Caquorobert, also known as Caguerobert, is an uninhabited island in the Bailiwick of Guernsey. It is located near Herm, 250 m to the east. The island can be accessed from Herm on foot at low tide from the round-island Cliff Path, from which the island can also be viewed. The rock is a tied island, and there is a poorly trodden track from the island path which runs down a steep hill to what, at low tide, is a land bridge over to the island. The peak of the island, at about 50 feet elevation, can then be reached by climbing the western side of the island, on which there is no marked path.

The island is accessible for around 3 hours during each tidal cycle. On the western side of the rock two cliff-like edges are visible, each of around two metres in height, the lower of which forms part of a gully which is fully submerged under the tide for most of the day.
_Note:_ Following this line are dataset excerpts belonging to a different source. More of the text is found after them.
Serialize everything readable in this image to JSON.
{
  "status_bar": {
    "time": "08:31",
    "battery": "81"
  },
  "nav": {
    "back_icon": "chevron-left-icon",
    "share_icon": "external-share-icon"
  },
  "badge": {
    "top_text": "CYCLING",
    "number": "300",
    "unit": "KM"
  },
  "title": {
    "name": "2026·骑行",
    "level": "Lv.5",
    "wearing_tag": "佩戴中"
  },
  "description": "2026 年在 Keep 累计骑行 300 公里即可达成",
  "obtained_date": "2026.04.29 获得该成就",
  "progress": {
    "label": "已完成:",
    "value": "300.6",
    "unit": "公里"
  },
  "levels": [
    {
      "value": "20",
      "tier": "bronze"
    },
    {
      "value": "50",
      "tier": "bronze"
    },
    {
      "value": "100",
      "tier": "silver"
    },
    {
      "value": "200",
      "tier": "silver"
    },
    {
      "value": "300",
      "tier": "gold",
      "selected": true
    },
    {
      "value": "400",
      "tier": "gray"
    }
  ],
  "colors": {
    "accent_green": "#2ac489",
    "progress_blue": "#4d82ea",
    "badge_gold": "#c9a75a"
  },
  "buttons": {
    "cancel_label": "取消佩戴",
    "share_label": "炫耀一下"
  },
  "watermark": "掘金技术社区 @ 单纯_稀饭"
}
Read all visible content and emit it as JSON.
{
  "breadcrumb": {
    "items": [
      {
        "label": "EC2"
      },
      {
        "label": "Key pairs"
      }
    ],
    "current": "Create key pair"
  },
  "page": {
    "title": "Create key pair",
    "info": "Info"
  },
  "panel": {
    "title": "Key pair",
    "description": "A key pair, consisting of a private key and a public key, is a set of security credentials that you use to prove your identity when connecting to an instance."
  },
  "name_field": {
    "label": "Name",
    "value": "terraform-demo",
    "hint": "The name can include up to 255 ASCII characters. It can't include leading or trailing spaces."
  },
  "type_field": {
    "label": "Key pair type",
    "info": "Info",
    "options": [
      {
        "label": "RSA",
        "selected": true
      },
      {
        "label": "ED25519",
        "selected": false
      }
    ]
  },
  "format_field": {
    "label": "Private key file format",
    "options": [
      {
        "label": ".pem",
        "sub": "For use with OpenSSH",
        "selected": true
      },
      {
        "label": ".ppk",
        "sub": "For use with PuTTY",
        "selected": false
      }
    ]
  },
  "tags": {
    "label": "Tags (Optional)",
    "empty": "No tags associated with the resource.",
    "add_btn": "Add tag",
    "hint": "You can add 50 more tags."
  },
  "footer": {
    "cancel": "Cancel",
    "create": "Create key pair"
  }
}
The eastern side of the rock is more slanted, with a spit which sits out roughly 20 metres at low tide, although the island is difficult to climb from this side owing to it being away from the shore of mainland Herm.

The island sits just off the eastern-most point of Herm, and the climate in the area is temperate. The annual average temperature in the channel is 10 °C. The warmest month is August, when the average temperature is 15 °C, and the coldest is February, with 5 °C. The average annual rainfall is 1,127 millimetres. The rainiest month is January, with an average of 186 mm rainfall, and the driest is September, with 33 mm rainfall.